—- The Brussels summit on FIFA reform which was held at the European Parliament on Wednesday, January 21st has prompted international sports brand SKINS to announce the first ever ‘official’ non-sponsorship of football’s governing body.
The non-multi-million pound, announcement allows the company to highlight unshared brand values and confirms SKINS’ contempt for an organisation which has been constantly shrouded in allegations of corruption and controversy, yet is potentially preparing to re-elect its President Sepp Blatter for an unprecedented fifth term in office.
Announcing the rolling non-sponsorship agreement, SKINS Chairman Jaimie Fuller said: “I’m delighted this ongoing non-deal highlights all the values we don’t share with FIFA. It is an exciting non-association which will shine a light on the organisation’s un-progressive stance, dis-credited values and all round non-integrity.”
Central to the core activity is a social activation ‘demanding football back’, which encourages supporters from across the world to show their desire for change.
Fans can lodge their own FIFA protest by logging on to www.officialnonsponsor.com where they are offered a series of non-sponsor opportunities including the chance to not win tickets to the next World Cup.
SKINS is providing a non-sponsor style-guide for other brands to adopt as well as an eBay listing which ‘invites’ bids for ‘FIFA silence’. There is also offers a full selection of limited-edition, (non-available) transparent SKINS products.”

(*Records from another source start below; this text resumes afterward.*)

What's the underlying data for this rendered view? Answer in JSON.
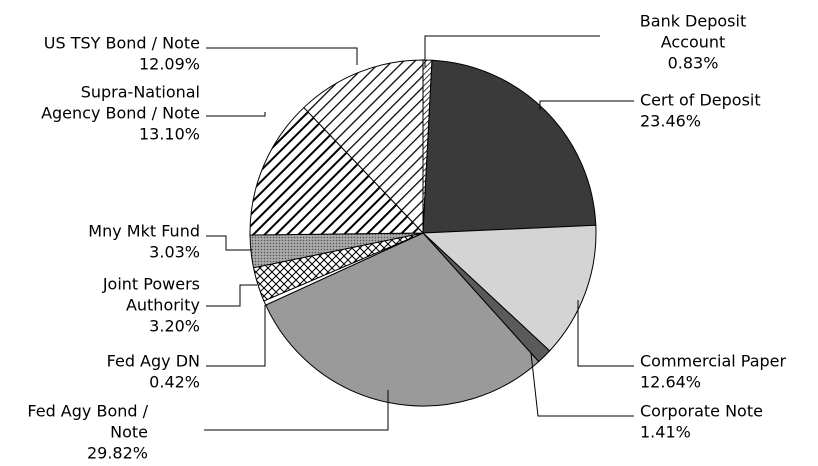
{
  "chart_data": {
    "type": "pie",
    "title": "",
    "start_angle_deg": 0,
    "direction": "clockwise",
    "slices": [
      {
        "label": [
          "Bank Deposit",
          "Account"
        ],
        "value": 0.83,
        "value_label": "0.83%",
        "fill": "#ffffff",
        "pattern": "diag-fine"
      },
      {
        "label": [
          "Cert of Deposit"
        ],
        "value": 23.46,
        "value_label": "23.46%",
        "fill": "#3a3a3a",
        "pattern": "solid"
      },
      {
        "label": [
          "Commercial Paper"
        ],
        "value": 12.64,
        "value_label": "12.64%",
        "fill": "#d4d4d4",
        "pattern": "solid"
      },
      {
        "label": [
          "Corporate Note"
        ],
        "value": 1.41,
        "value_label": "1.41%",
        "fill": "#5a5a5a",
        "pattern": "solid"
      },
      {
        "label": [
          "Fed Agy Bond /",
          "Note"
        ],
        "value": 29.82,
        "value_label": "29.82%",
        "fill": "#9a9a9a",
        "pattern": "solid"
      },
      {
        "label": [
          "Fed Agy DN"
        ],
        "value": 0.42,
        "value_label": "0.42%",
        "fill": "#ffffff",
        "pattern": "solid"
      },
      {
        "label": [
          "Joint Powers",
          "Authority"
        ],
        "value": 3.2,
        "value_label": "3.20%",
        "fill": "#ffffff",
        "pattern": "crosshatch"
      },
      {
        "label": [
          "Mny Mkt Fund"
        ],
        "value": 3.03,
        "value_label": "3.03%",
        "fill": "#9a9a9a",
        "pattern": "dots"
      },
      {
        "label": [
          "Supra-National",
          "Agency Bond / Note"
        ],
        "value": 13.1,
        "value_label": "13.10%",
        "fill": "#ffffff",
        "pattern": "diag-bold"
      },
      {
        "label": [
          "US TSY Bond / Note"
        ],
        "value": 12.09,
        "value_label": "12.09%",
        "fill": "#ffffff",
        "pattern": "diag-wide"
      }
    ]
  }
}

To support the series of launch activities, SKINS has also arranged to post a full page ad-vertisement in Sepp Blatter’s local Swiss newspaper tomorrow (Saturday) to confirm its ‘Official Non-Sponsor’ status and announce the company’s delight at; ‘this exciting global anti-association of FIFA.’
In the campaign’s launch video Jaimie Fuller said:
“After a board discussion on the usual payments allegedly accepted by FIFA: $5million, an opulent banquet or…a Picasso painting, we decided to not pay FIFA anything. But the main thing here isn’t not giving them money; it’s about making football better. Making it a game free of corruption, lies and backhanders.”

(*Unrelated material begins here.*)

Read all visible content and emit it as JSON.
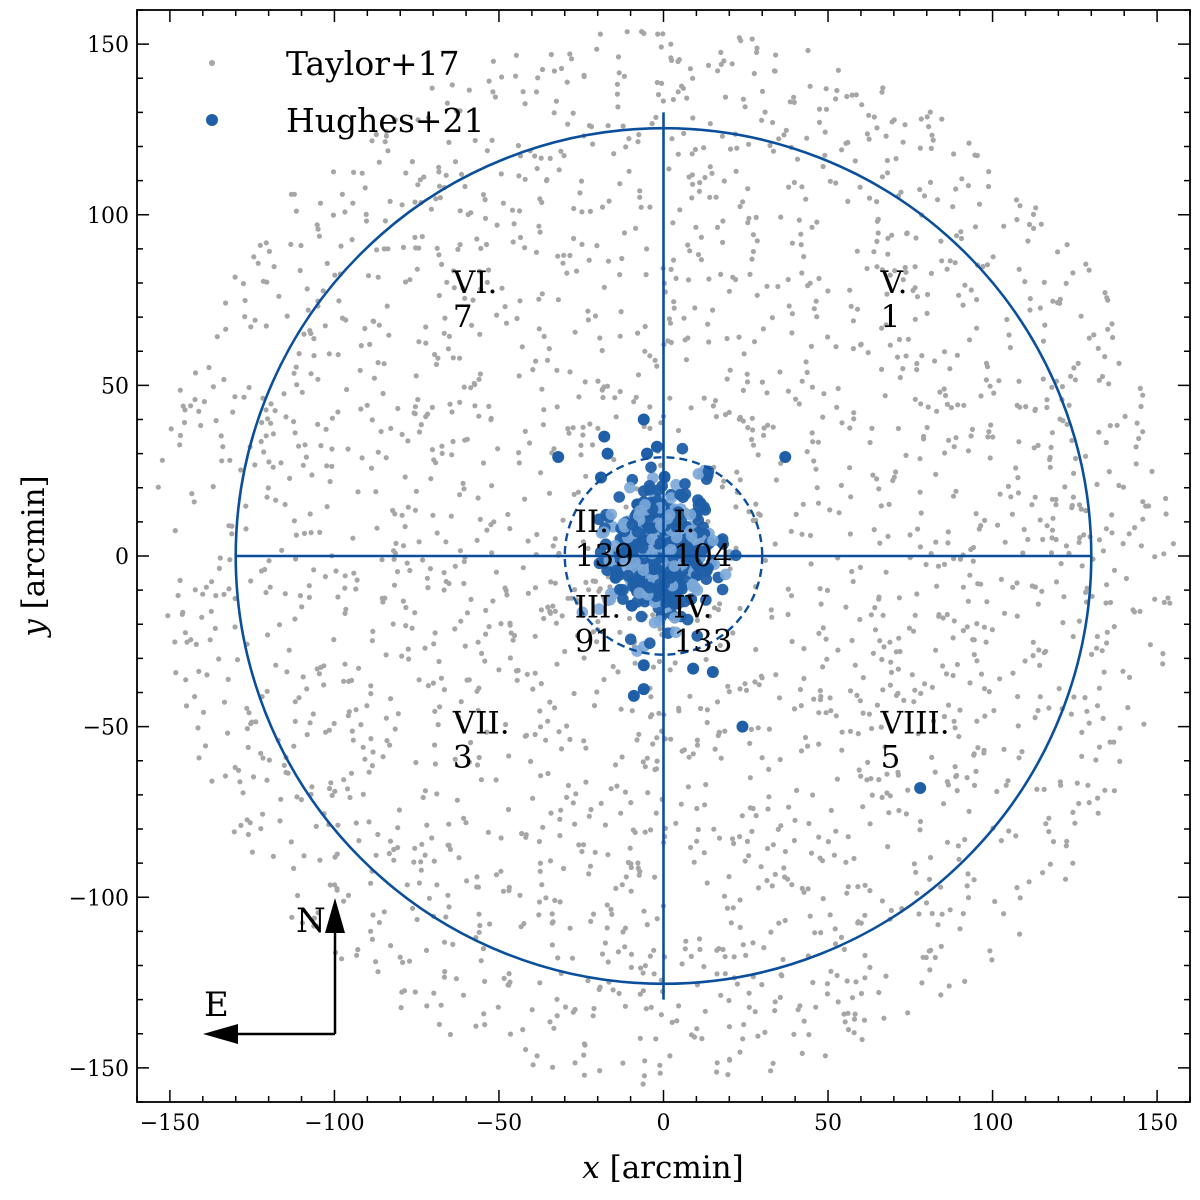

The serious objective of the campaign is to galvanise support for institutional change within FIFA, following the Brussels summit. The intention is for all activity to direct fans from around the world to newfifanow.org – the recently launched global movement headed by the Conservative MP Damian Collins.

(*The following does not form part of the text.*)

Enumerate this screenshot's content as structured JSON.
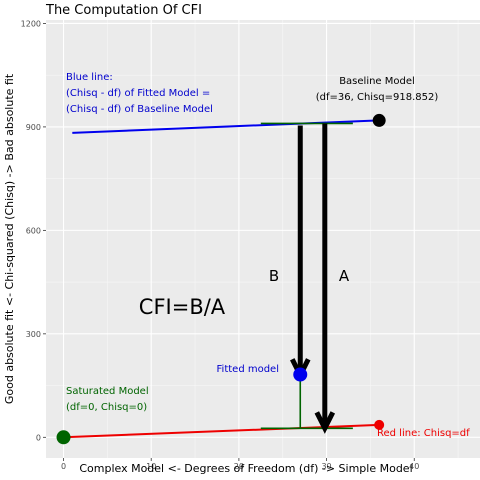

The Summit called upon all confirmed candidates for FIFA”s forthcoming Presidential election to establish full reform including the creation of a FIFA Reform Commission to be overseen by an independent international authority such as UNESCO. newfifanow.org al-so announced its intention to meet with FIFA’s current (real) sponsors and broadcasters and conduct briefings with major international agencies and governments to progress the creation a FIFA Reform Commission.
The campaign is timed to coincide with FIFA’s presidential nominations process which concludes this week.
Jaimie Fuller said:
“This anti-FIFA stance is intended to be fun and engaging but it carries a very serious message in support of newfifanow.org .We’re subverting traditional sponsorship activities to make a very clear statement – ‘Sepp, we just want football back'”
Images at: http://bit.ly/1zAK4Z2
SKINS has a history of supporting campaigns which reflect the retention or return to integrity in sport.
In 2010, SKINS immediately withdrew its sponsorship of Australian Rugby League club Melbourne Storm after they were caught breaking salary cap rules and stripped of their national title.
In 2012, SKINS created the pressure group Change Cycling Now to support the movement for change in world cycling. The move was part of a successful global cam-paign to remove the UCI’s President from office.
In 2013 SKINS created the campaign; “Choose The Right Track” to promote anti-doping in sport. SKINS partnered with reformed drugs cheat Ben Johnson, who was stripped of his 100 metres Olympic title in Seoul in 1988 after testing positive for performance enhancing drugs. A global tour concluded in Seoul on the 25th anniversary of Johnson’s race. A month later the IOC announced additional funding for anti-doping and the fight against match-fixing and corruption.